Dia berhenti meniru manusia dan penampilannya sebagai monster terungkap. Manusia setengah ikan yang bau muncul tepat di depanku.

“Aku baik-baik saja di sini dan kalian begitu sombong! Dasar bajingan kampung yang tidur selama 1.600 tahun! Kau kalah! Kau kalah 1.600 tahun yang lalu! Seorang pecundang seharusnya tidak berbicara omong kosong kepada pemenang!!”

“Itu benar. Aku kalah 1.600 tahun yang lalu. Dan hari ini, kau kalah.”

“Diam, dasar brengsek! ...........................Paham. Aku sudah mengerti. Aku akui kekalahan. Dewa seperti aku yang memiliki kehidupan abadi tak perlu marah hanya dengan satu kekalahan! Tapi paling tidak, aku akan memberimu pelajaran untuk ini, Haine-san.”

*Ja kin* yang bergema saat kedua lengan monster Coacervate telah berubah menjadi semacam gunting karapas.

“Setidaknya aku akan mencuci perut masam ini dengan membunuhmu! Karena sepertinya kau cukup melekat pada tubuh manusiamu itu! Dengan menghancurkannya, aku akan membuatmu merasakan setidaknya 1/10 rasa tidak enak yang aku rasakan!”

“Apa kau idiot?”

Kau terlambat mengakui kekalahanmu.

Paling tidak, di bagian ketika Karen-san dan yang lain mulai menggunakan elemen-elemen gabungan untuk mengubah pasang surut demi kebaikan mereka, kau seharusnya membuat Hydra Serpent dihancurkan sendiri atau dimundurkan.

Tapi kau berjuang dengan sia-sia dan bahkan membuat Hydra Serpent melakukan sesuatu seperti tsunami.

Akibatnya, orang-orang telah melarikan diri dari panggung dengan ketakutan dan satu-satunya yang tersisa di sini sekarang hanya kau dan aku.

“Kita berdua saling menahan. Kau, untuk menghentikan aku dari menuju ke tempat Karen-san dan yang lainnya berada; dan aku, untuk menghentikanmu membunuh orang tanpa pandang bulu.”

Dan orang-orang tidak lagi berada di sekitar kami. Hydra Serpent sudah tidak ada lagi di sini.

Dengan kata lain, ini berarti...

Tidak ada faktor tunggal yang menghentikan aku dari mengalahkan orang ini.

“Baaagh!!”

Tanganku yang dibalut materi gelap telah memotong dua mahkota kepala Iblis Air, Mephistopheles, monster elemen air yang dirasuki jiwa Coacervate.
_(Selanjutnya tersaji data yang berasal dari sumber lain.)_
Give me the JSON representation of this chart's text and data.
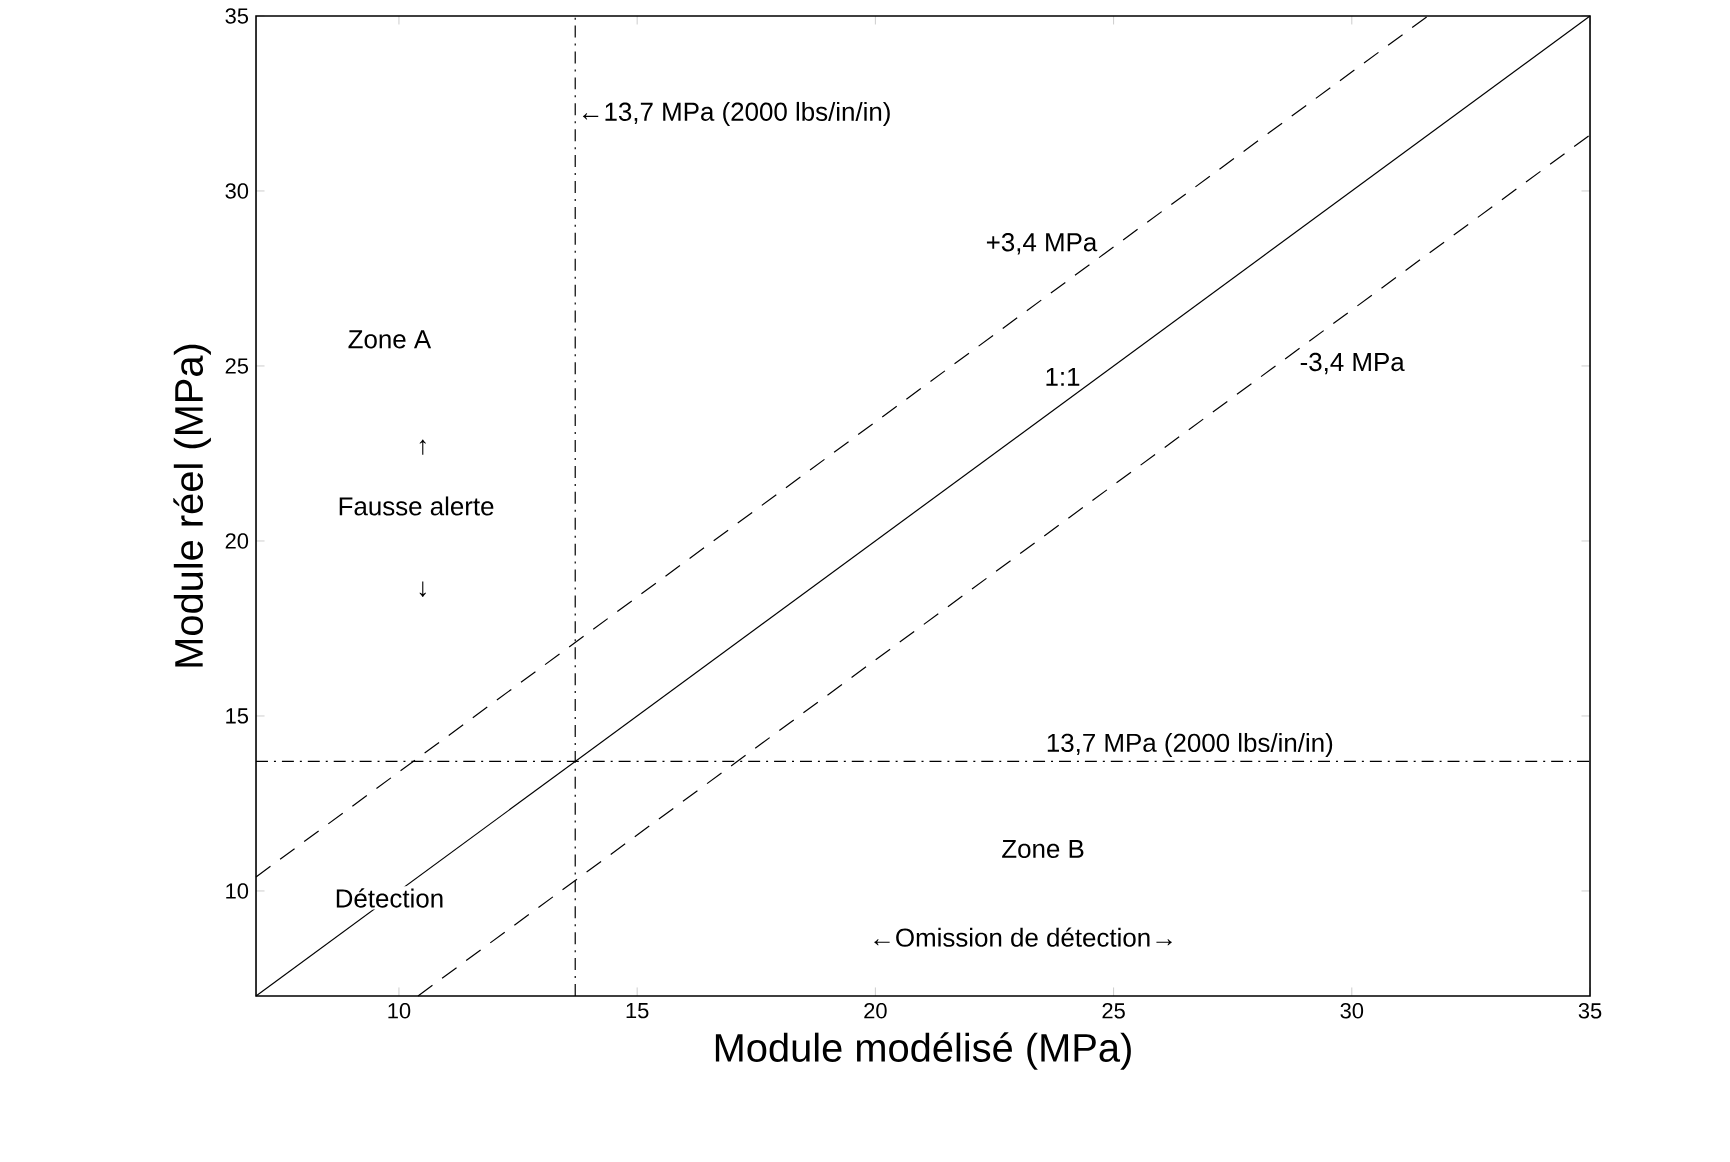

Partikel-partikel materi gelap menembus melalui penampang ini, dan menghancurkan kekuatan dewata air yang membentuk tubuhnya.

“Lemah, terlalu lemah.”

Jika aku tahu dia selemah ini, aku seharusnya membunuhnya langsung dari awal.

Aku mungkin bisa menghajarnya bersama dengan Hydra Serpent, tanpa memberinya kesempatan untuk membahayakan orang-orang. Aku terlalu berhati-hati.

“Kau juga mengatakan ini sebelumnya, kan? Dua kutub yang berdiri di atas empat elemen dasar dalam enam Dewa Pencipta. Sepertinya kantukku belum hilang setelah disegel selama 1.600 tahun. Aku benar-benar lupa bahwa keberadaanmu bukanlah sesuatu yang bisa membuatmu bersin.”

Seperti ini, tubuh Mephistopheles sang Iblis Air –Dewa Air, Coacervate– dilahap oleh materi gelap tanpa meninggalkan jejak.